MADRID (Reuters) – Spain’s conservative People’s Party elected Alberto Nuñez Feijoo as its new leader on Saturday in the hope of winning back voters from a growing far right and firming up its increasingly shaky position as the country’s main opposition force.
Feijoo, who won 98.35% of the vote, was the only candidate to lead the PP after an internal scandal brought down previous leader Pablo Casado and tipped the party, which for decades traded power with the incumbent Socialists, into crisis.
The PP has been losing ground to new parties that sprang up in the wake of Spain’s financial crash, key among them the far-right Vox, which splintered off from the PP in 2014 and is now the third-largest force in parliament.

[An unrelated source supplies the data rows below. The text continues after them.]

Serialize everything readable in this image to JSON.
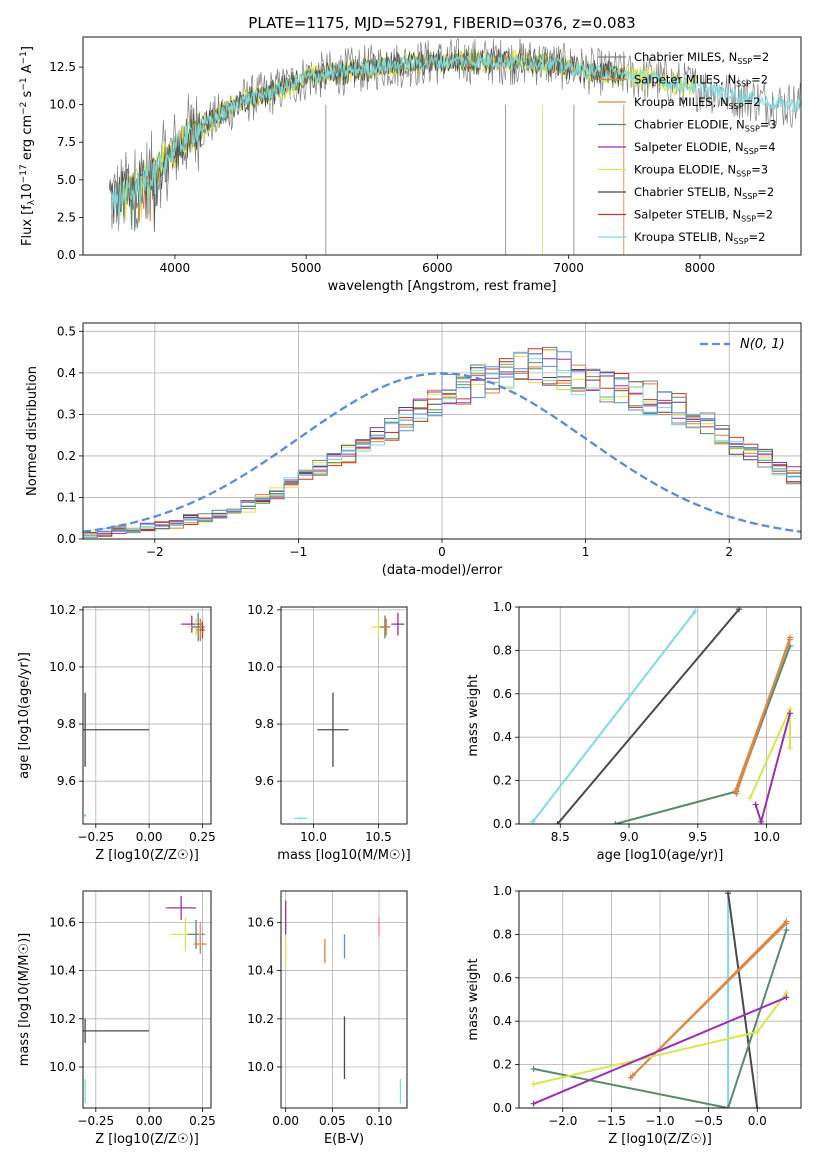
{
  "figure_title": "PLATE=1175, MJD=52791, FIBERID=0376, z=0.083",
  "colors": {
    "Chabrier MILES": "#808080",
    "Salpeter MILES": "#e37b3a",
    "Kroupa MILES": "#d88b4a",
    "Chabrier ELODIE": "#5a8a6a",
    "Salpeter ELODIE": "#9b2fb0",
    "Kroupa ELODIE": "#d8e64a",
    "Chabrier STELIB": "#4a4a4a",
    "Salpeter STELIB": "#c0392b",
    "Kroupa STELIB": "#7fdbe0",
    "gaussian": "#5b8bd9"
  },
  "chart_data": [
    {
      "id": "spectrum",
      "type": "line",
      "xlabel": "wavelength [Angstrom, rest frame]",
      "ylabel": "Flux [f_λ 10^-17 erg cm^-2 s^-1 A^-1]",
      "xlim": [
        3300,
        8770
      ],
      "ylim": [
        0,
        14.5
      ],
      "xticks": [
        4000,
        5000,
        6000,
        7000,
        8000
      ],
      "yticks": [
        0.0,
        2.5,
        5.0,
        7.5,
        10.0,
        12.5
      ],
      "x_knots": [
        3500,
        3700,
        3900,
        4100,
        4300,
        4500,
        4800,
        5000,
        5300,
        5600,
        5900,
        6200,
        6500,
        6800,
        7100,
        7400,
        7700,
        8000,
        8300,
        8600
      ],
      "y_knots": [
        3.5,
        4.5,
        6.0,
        8.0,
        9.0,
        10.2,
        11.0,
        11.8,
        12.2,
        12.6,
        12.8,
        12.9,
        12.9,
        12.8,
        12.3,
        12.0,
        11.6,
        11.1,
        10.6,
        10.0
      ],
      "legend": [
        {
          "label": "Chabrier MILES, N_SSP=2",
          "color": "#808080"
        },
        {
          "label": "Salpeter MILES, N_SSP=2",
          "color": "#e37b3a"
        },
        {
          "label": "Kroupa MILES, N_SSP=2",
          "color": "#d88b4a"
        },
        {
          "label": "Chabrier ELODIE, N_SSP=3",
          "color": "#5a8a6a"
        },
        {
          "label": "Salpeter ELODIE, N_SSP=4",
          "color": "#9b2fb0"
        },
        {
          "label": "Kroupa ELODIE, N_SSP=3",
          "color": "#d8e64a"
        },
        {
          "label": "Chabrier STELIB, N_SSP=2",
          "color": "#4a4a4a"
        },
        {
          "label": "Salpeter STELIB, N_SSP=2",
          "color": "#c0392b"
        },
        {
          "label": "Kroupa STELIB, N_SSP=2",
          "color": "#7fdbe0"
        }
      ]
    },
    {
      "id": "residuals",
      "type": "line",
      "xlabel": "(data-model)/error",
      "ylabel": "Normed distribution",
      "xlim": [
        -2.5,
        2.5
      ],
      "ylim": [
        0,
        0.52
      ],
      "xticks": [
        -2,
        -1,
        0,
        1,
        2
      ],
      "yticks": [
        0.0,
        0.1,
        0.2,
        0.3,
        0.4,
        0.5
      ],
      "legend_label": "N(0, 1)",
      "legend_placement": "top-right",
      "bin_width": 0.1,
      "bin_start": -2.5,
      "series_colors": [
        "#808080",
        "#e37b3a",
        "#5a8a6a",
        "#9b2fb0",
        "#d8e64a",
        "#4a4a4a",
        "#c0392b",
        "#7fdbe0",
        "#5b8bd9"
      ],
      "histogram_template": [
        0.01,
        0.015,
        0.02,
        0.025,
        0.03,
        0.035,
        0.04,
        0.045,
        0.05,
        0.06,
        0.07,
        0.08,
        0.095,
        0.11,
        0.13,
        0.15,
        0.17,
        0.19,
        0.21,
        0.23,
        0.25,
        0.27,
        0.29,
        0.31,
        0.33,
        0.35,
        0.37,
        0.38,
        0.39,
        0.4,
        0.41,
        0.41,
        0.41,
        0.4,
        0.39,
        0.38,
        0.37,
        0.36,
        0.35,
        0.34,
        0.33,
        0.31,
        0.29,
        0.27,
        0.25,
        0.23,
        0.21,
        0.19,
        0.17,
        0.15,
        0.13
      ]
    },
    {
      "id": "age-vs-Z",
      "type": "scatter",
      "xlabel": "Z [log10(Z/Z☉)]",
      "ylabel": "age [log10(age/yr)]",
      "xlim": [
        -0.31,
        0.29
      ],
      "ylim": [
        9.45,
        10.21
      ],
      "xticks": [
        -0.25,
        0.0,
        0.25
      ],
      "yticks": [
        9.6,
        9.8,
        10.0,
        10.2
      ],
      "points": [
        {
          "x": -0.3,
          "y": 9.78,
          "xerr": 0.3,
          "yerr": 0.13,
          "color": "#4a4a4a"
        },
        {
          "x": -0.3,
          "y": 9.48,
          "xerr": 0.0,
          "yerr": 0.005,
          "color": "#7fdbe0"
        },
        {
          "x": 0.2,
          "y": 10.15,
          "xerr": 0.05,
          "yerr": 0.03,
          "color": "#9b2fb0"
        },
        {
          "x": 0.22,
          "y": 10.14,
          "xerr": 0.04,
          "yerr": 0.03,
          "color": "#d8e64a"
        },
        {
          "x": 0.23,
          "y": 10.14,
          "xerr": 0.03,
          "yerr": 0.05,
          "color": "#5a8a6a"
        },
        {
          "x": 0.24,
          "y": 10.13,
          "xerr": 0.02,
          "yerr": 0.04,
          "color": "#e37b3a"
        },
        {
          "x": 0.25,
          "y": 10.13,
          "xerr": 0.01,
          "yerr": 0.03,
          "color": "#c0392b"
        }
      ]
    },
    {
      "id": "age-vs-mass",
      "type": "scatter",
      "xlabel": "mass [log10(M/M☉)]",
      "ylabel": "",
      "xlim": [
        9.75,
        10.72
      ],
      "ylim": [
        9.45,
        10.21
      ],
      "xticks": [
        10.0,
        10.5
      ],
      "yticks": [
        9.6,
        9.8,
        10.0,
        10.2
      ],
      "points": [
        {
          "x": 10.15,
          "y": 9.78,
          "xerr": 0.12,
          "yerr": 0.13,
          "color": "#4a4a4a"
        },
        {
          "x": 9.9,
          "y": 9.47,
          "xerr": 0.05,
          "yerr": 0.005,
          "color": "#7fdbe0"
        },
        {
          "x": 10.5,
          "y": 10.14,
          "xerr": 0.05,
          "yerr": 0.03,
          "color": "#d8e64a"
        },
        {
          "x": 10.55,
          "y": 10.14,
          "xerr": 0.04,
          "yerr": 0.04,
          "color": "#5a8a6a"
        },
        {
          "x": 10.56,
          "y": 10.14,
          "xerr": 0.03,
          "yerr": 0.03,
          "color": "#e37b3a"
        },
        {
          "x": 10.65,
          "y": 10.15,
          "xerr": 0.05,
          "yerr": 0.04,
          "color": "#9b2fb0"
        }
      ]
    },
    {
      "id": "weight-vs-age",
      "type": "line",
      "xlabel": "age [log10(age/yr)]",
      "ylabel": "mass weight",
      "xlim": [
        8.2,
        10.25
      ],
      "ylim": [
        0,
        1
      ],
      "xticks": [
        8.5,
        9.0,
        9.5,
        10.0
      ],
      "yticks": [
        0.0,
        0.2,
        0.4,
        0.6,
        0.8,
        1.0
      ],
      "series": [
        {
          "color": "#7fdbe0",
          "x": [
            8.3,
            9.48
          ],
          "y": [
            0.01,
            0.98
          ]
        },
        {
          "color": "#4a4a4a",
          "x": [
            8.48,
            9.8
          ],
          "y": [
            0.0,
            0.99
          ]
        },
        {
          "color": "#5a8a6a",
          "x": [
            8.9,
            9.78,
            10.17
          ],
          "y": [
            0.0,
            0.15,
            0.82
          ]
        },
        {
          "color": "#e37b3a",
          "x": [
            9.78,
            10.17
          ],
          "y": [
            0.14,
            0.86
          ]
        },
        {
          "color": "#d88b4a",
          "x": [
            9.77,
            10.17
          ],
          "y": [
            0.15,
            0.85
          ]
        },
        {
          "color": "#d8e64a",
          "x": [
            9.88,
            10.17,
            10.17
          ],
          "y": [
            0.12,
            0.53,
            0.35
          ]
        },
        {
          "color": "#9b2fb0",
          "x": [
            9.92,
            9.96,
            10.17
          ],
          "y": [
            0.09,
            0.01,
            0.51
          ]
        }
      ]
    },
    {
      "id": "mass-vs-Z",
      "type": "scatter",
      "xlabel": "Z [log10(Z/Z☉)]",
      "ylabel": "mass [log10(M/M☉)]",
      "xlim": [
        -0.31,
        0.29
      ],
      "ylim": [
        9.83,
        10.73
      ],
      "xticks": [
        -0.25,
        0.0,
        0.25
      ],
      "yticks": [
        10.0,
        10.2,
        10.4,
        10.6
      ],
      "points": [
        {
          "x": -0.3,
          "y": 10.15,
          "xerr": 0.3,
          "yerr": 0.05,
          "color": "#4a4a4a"
        },
        {
          "x": -0.3,
          "y": 9.9,
          "xerr": 0.0,
          "yerr": 0.05,
          "color": "#7fdbe0"
        },
        {
          "x": 0.15,
          "y": 10.66,
          "xerr": 0.07,
          "yerr": 0.05,
          "color": "#9b2fb0"
        },
        {
          "x": 0.17,
          "y": 10.55,
          "xerr": 0.07,
          "yerr": 0.07,
          "color": "#d8e64a"
        },
        {
          "x": 0.22,
          "y": 10.55,
          "xerr": 0.04,
          "yerr": 0.06,
          "color": "#5a8a6a"
        },
        {
          "x": 0.24,
          "y": 10.51,
          "xerr": 0.03,
          "yerr": 0.04,
          "color": "#e37b3a"
        },
        {
          "x": 0.24,
          "y": 10.55,
          "xerr": 0.01,
          "yerr": 0.05,
          "color": "#f08a8a"
        }
      ]
    },
    {
      "id": "mass-vs-EBV",
      "type": "scatter",
      "xlabel": "E(B-V)",
      "ylabel": "",
      "xlim": [
        -0.005,
        0.13
      ],
      "ylim": [
        9.83,
        10.73
      ],
      "xticks": [
        0.0,
        0.05,
        0.1
      ],
      "yticks": [
        10.0,
        10.2,
        10.4,
        10.6
      ],
      "points": [
        {
          "x": 0.0,
          "y": 10.62,
          "xerr": 0.0,
          "yerr": 0.07,
          "color": "#9b2fb0"
        },
        {
          "x": 0.0,
          "y": 10.48,
          "xerr": 0.0,
          "yerr": 0.06,
          "color": "#d8e64a"
        },
        {
          "x": 0.042,
          "y": 10.48,
          "xerr": 0.0,
          "yerr": 0.05,
          "color": "#e37b3a"
        },
        {
          "x": 0.063,
          "y": 10.5,
          "xerr": 0.0,
          "yerr": 0.05,
          "color": "#5b8bd9"
        },
        {
          "x": 0.063,
          "y": 10.08,
          "xerr": 0.0,
          "yerr": 0.13,
          "color": "#4a4a4a"
        },
        {
          "x": 0.1,
          "y": 10.58,
          "xerr": 0.0,
          "yerr": 0.04,
          "color": "#f08a8a"
        },
        {
          "x": 0.123,
          "y": 9.9,
          "xerr": 0.0,
          "yerr": 0.05,
          "color": "#7fdbe0"
        }
      ]
    },
    {
      "id": "weight-vs-Z",
      "type": "line",
      "xlabel": "Z [log10(Z/Z☉)]",
      "ylabel": "mass weight",
      "xlim": [
        -2.45,
        0.45
      ],
      "ylim": [
        0,
        1
      ],
      "xticks": [
        -2.0,
        -1.5,
        -1.0,
        -0.5,
        0.0
      ],
      "yticks": [
        0.0,
        0.2,
        0.4,
        0.6,
        0.8,
        1.0
      ],
      "series": [
        {
          "color": "#7fdbe0",
          "x": [
            -0.3,
            -0.3
          ],
          "y": [
            0.99,
            0.0
          ]
        },
        {
          "color": "#4a4a4a",
          "x": [
            -0.3,
            0.0
          ],
          "y": [
            0.99,
            0.0
          ]
        },
        {
          "color": "#5a8a6a",
          "x": [
            -2.3,
            -0.3,
            0.3
          ],
          "y": [
            0.18,
            0.0,
            0.82
          ]
        },
        {
          "color": "#e37b3a",
          "x": [
            -1.3,
            0.3
          ],
          "y": [
            0.14,
            0.86
          ]
        },
        {
          "color": "#d88b4a",
          "x": [
            -1.28,
            0.3
          ],
          "y": [
            0.15,
            0.85
          ]
        },
        {
          "color": "#d8e64a",
          "x": [
            -2.3,
            0.0,
            0.3
          ],
          "y": [
            0.11,
            0.35,
            0.53
          ]
        },
        {
          "color": "#9b2fb0",
          "x": [
            -2.3,
            0.3
          ],
          "y": [
            0.02,
            0.51
          ]
        }
      ]
    }
  ]
}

Feijoo has led the northwestern Galicia region for 13 years, having won four consecutive regional elections without losing a single seat to the far right.
“Thank you for choosing me as the president of the PP. The really important thing now is to continue together so that Spaniards choose us for the future,” he told a party conference in Seville on Saturday.
Corruption scandals, which have dogged the PP for years, led in 2018 to the party being ousted from power in a no-confidence vote.
In the last national election, in November 2019, the PP barely won 5 million votes compared with 10.9 million garnered in 2011. The next election is due in late 2023.
By contrast, VOX came from nowhere to take almost 3.6 million votes in 2019 and has secured its first position in a regional government thanks to a coalition agreement with the PP in Castile and Leon.
One of the main decisions facing Feijoo is whether to continue pursuing political alliances with Vox or to freeze them out, as some voices within the PP are calling for.
A senior PP source said Vox’s splinter origins meant that the PP “is not giving up on winning back Vox voters”.
Feijoo aims to widen his base to become a catch-all centrist party, the same source said, although it is unclear how he will achieve this goal.
Spain’s growing political fragmentation makes it difficult to regain majorities like those of the years when a two-party system reigned. In 2019, some 16 parties were represented in the lower house, and more small groups have since emerged.